Everyone was in a good mood because it was the third day, almost half way through.

"Do you miss the Games?" I asked him, staring down at my cup.

He turns his head to look at me. "The Games were very different for me."

I turned my head as well, having to tilt my head a little to look at him fully. "How so?"

We were so close.

Not touching.

But so close.

He was warm, his heat seeping into my skin.

It was getting hard to breathe, getting hard to think.

"It just was." He says without looking away.

We stood like that, our backs against the wall, our bodies inches apart while our eyes gazed at each other.

He is handsome.

It still surprises me sometimes to see it.

He's almost always covered by all this dark clothing, the leather and the cap, but on the rare times that I do see him ... it makes me stop and stare.

We look like lovers right now. The way attendees should be together and not the way a guard and his attendee should.

Because guards are invisible and should never interact, while attendees must mate with other attendees.
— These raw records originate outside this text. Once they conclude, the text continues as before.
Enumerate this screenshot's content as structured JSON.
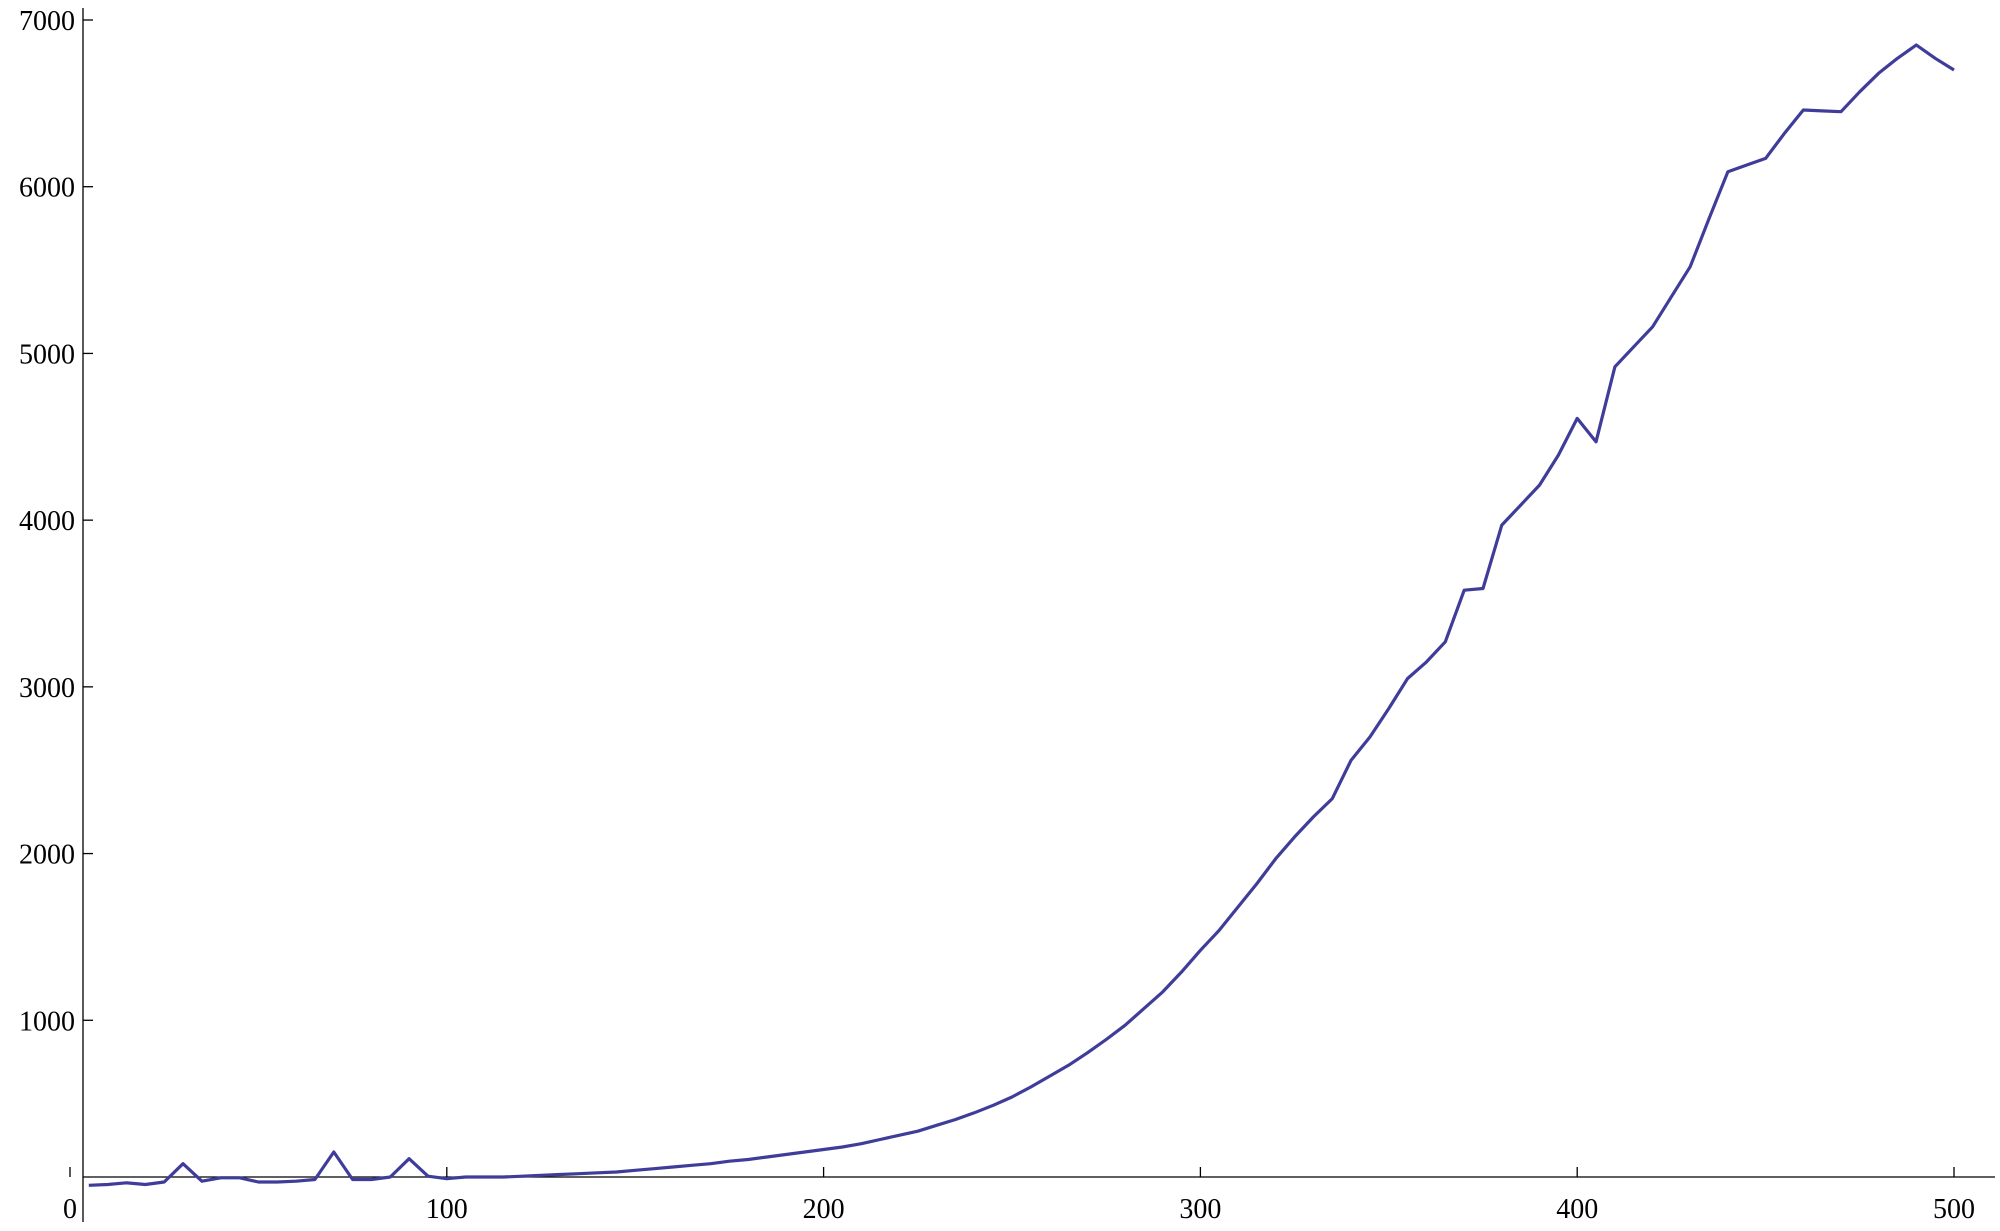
{
  "chart_data": {
    "type": "line",
    "x": [
      5,
      10,
      15,
      20,
      25,
      30,
      35,
      40,
      45,
      50,
      55,
      60,
      65,
      70,
      75,
      80,
      85,
      90,
      95,
      100,
      105,
      110,
      115,
      120,
      125,
      130,
      135,
      140,
      145,
      150,
      155,
      160,
      165,
      170,
      175,
      180,
      185,
      190,
      195,
      200,
      205,
      210,
      215,
      220,
      225,
      230,
      235,
      240,
      245,
      250,
      255,
      260,
      265,
      270,
      275,
      280,
      285,
      290,
      295,
      300,
      305,
      310,
      315,
      320,
      325,
      330,
      335,
      340,
      345,
      350,
      355,
      360,
      365,
      370,
      375,
      380,
      385,
      390,
      395,
      400,
      405,
      410,
      415,
      420,
      425,
      430,
      435,
      440,
      445,
      450,
      455,
      460,
      465,
      470,
      475,
      480,
      485,
      490,
      495,
      500
    ],
    "series": [
      {
        "color": "#3f3d99",
        "values": [
          10,
          15,
          25,
          15,
          30,
          140,
          35,
          55,
          55,
          30,
          30,
          35,
          45,
          210,
          45,
          45,
          60,
          170,
          65,
          50,
          60,
          60,
          60,
          65,
          70,
          75,
          80,
          85,
          90,
          100,
          110,
          120,
          130,
          140,
          155,
          165,
          180,
          195,
          210,
          225,
          240,
          260,
          285,
          310,
          335,
          370,
          405,
          445,
          490,
          540,
          600,
          665,
          730,
          805,
          885,
          970,
          1070,
          1170,
          1290,
          1420,
          1540,
          1680,
          1820,
          1970,
          2100,
          2220,
          2330,
          2560,
          2700,
          2870,
          3050,
          3150,
          3270,
          3580,
          3590,
          3970,
          4090,
          4210,
          4390,
          4610,
          4470,
          4920,
          5040,
          5160,
          5340,
          5520,
          5810,
          6090,
          6130,
          6170,
          6320,
          6460,
          6455,
          6450,
          6570,
          6680,
          6770,
          6850,
          6770,
          6700
        ]
      }
    ],
    "xlim": [
      0,
      500
    ],
    "ylim": [
      0,
      7000
    ],
    "xticks": [
      0,
      100,
      200,
      300,
      400,
      500
    ],
    "yticks": [
      1000,
      2000,
      3000,
      4000,
      5000,
      6000,
      7000
    ]
  }
}
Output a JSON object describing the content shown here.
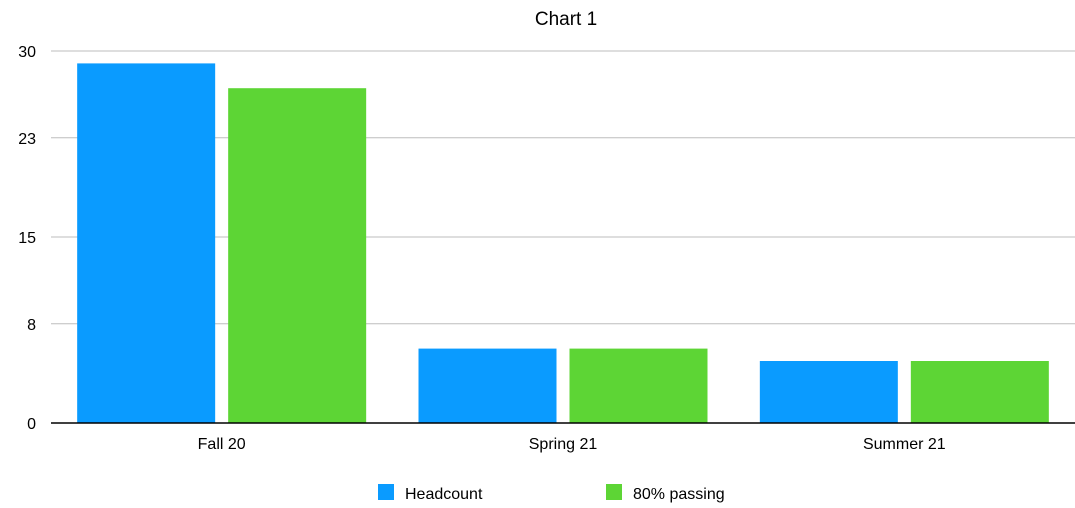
{
  "chart_data": {
    "type": "bar",
    "title": "Chart 1",
    "categories": [
      "Fall 20",
      "Spring 21",
      "Summer 21"
    ],
    "series": [
      {
        "name": "Headcount",
        "color": "#0a9bff",
        "values": [
          29,
          6,
          5
        ]
      },
      {
        "name": "80% passing",
        "color": "#5dd535",
        "values": [
          27,
          6,
          5
        ]
      }
    ],
    "yticks": [
      "0",
      "8",
      "15",
      "23",
      "30"
    ],
    "ylim": [
      0,
      30
    ],
    "xlabel": "",
    "ylabel": "",
    "grid": true,
    "legend_position": "bottom"
  }
}
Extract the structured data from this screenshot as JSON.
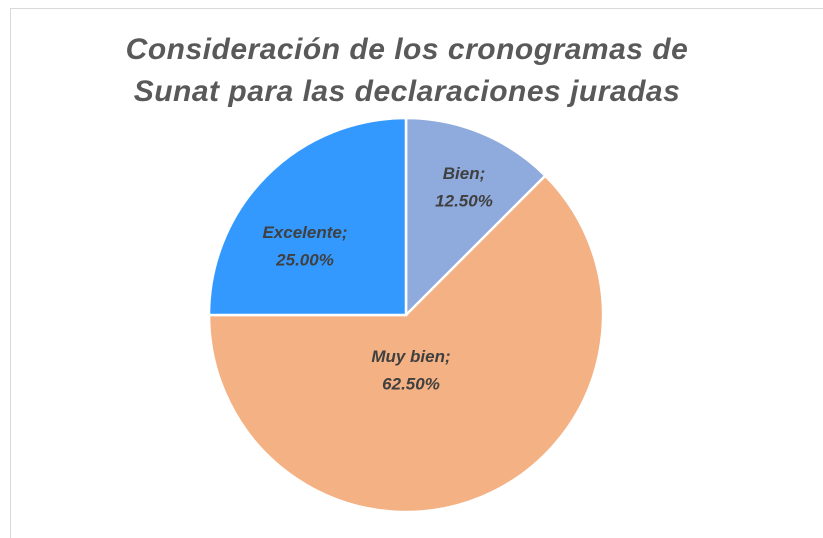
{
  "chart_data": {
    "type": "pie",
    "title": [
      "Consideración de los cronogramas de",
      "Sunat para las declaraciones juradas"
    ],
    "categories": [
      "Bien",
      "Muy bien",
      "Excelente"
    ],
    "label_separator": ";",
    "values": [
      12.5,
      62.5,
      25
    ],
    "value_labels": [
      "12.50%",
      "62.50%",
      "25.00%"
    ],
    "colors": [
      "#8faadc",
      "#f4b183",
      "#3399ff"
    ]
  }
}
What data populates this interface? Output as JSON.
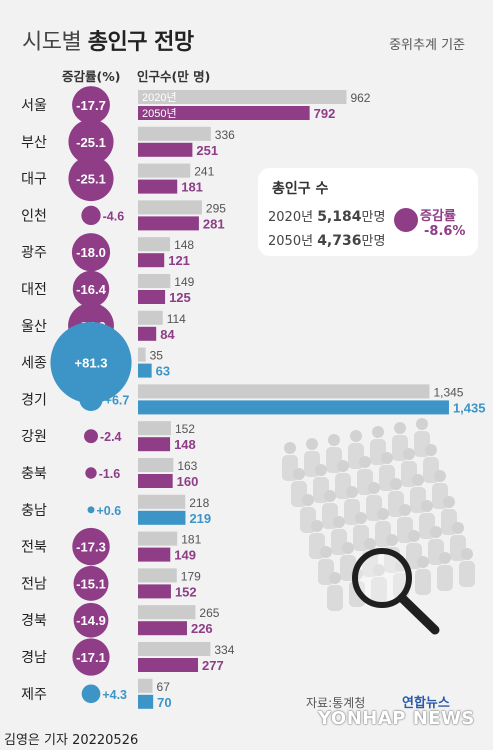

It can be seen in our clothes as well. My colorful dress, the ribbons on my hair and my wrist with the bright bracelet that masked my scent. To his dark ones that he wore, the one that was supposed to make him invisible. Only, he wasn't invisible to me.

And he didn't look like he wanted to be.

"You need some bread in you. Something to help soak up all that alcohol." He pats his coat, the sound of his hand clapping against the tight leather the only sound in the quiet hallway. "Unfortunately, I don't have that on me at the moment." "You disappoint me." I said with a playful pout of my lips."

I expect you to have everything ready for me."

He bowed his head but his eyes were solely on my lips. "It won't happen again."

"It shouldn't." I agreed, poking him on the arm to feel how solid it was underneath the coat he wore. One touch and I could already see how well built he was. Sturdy and strong.

"Well,"

My throat tightens but I can't let myself be distracted any longer.

It was the third day.

Time was ticking.

"Thank you for the coffee." I smiled, pushing off the wall and brushing down my dress. "But I have to go replace myself a mate now."

His eyes flashed.

But it was gone before I properly saw it.

"Of course. 'll be right here behind you."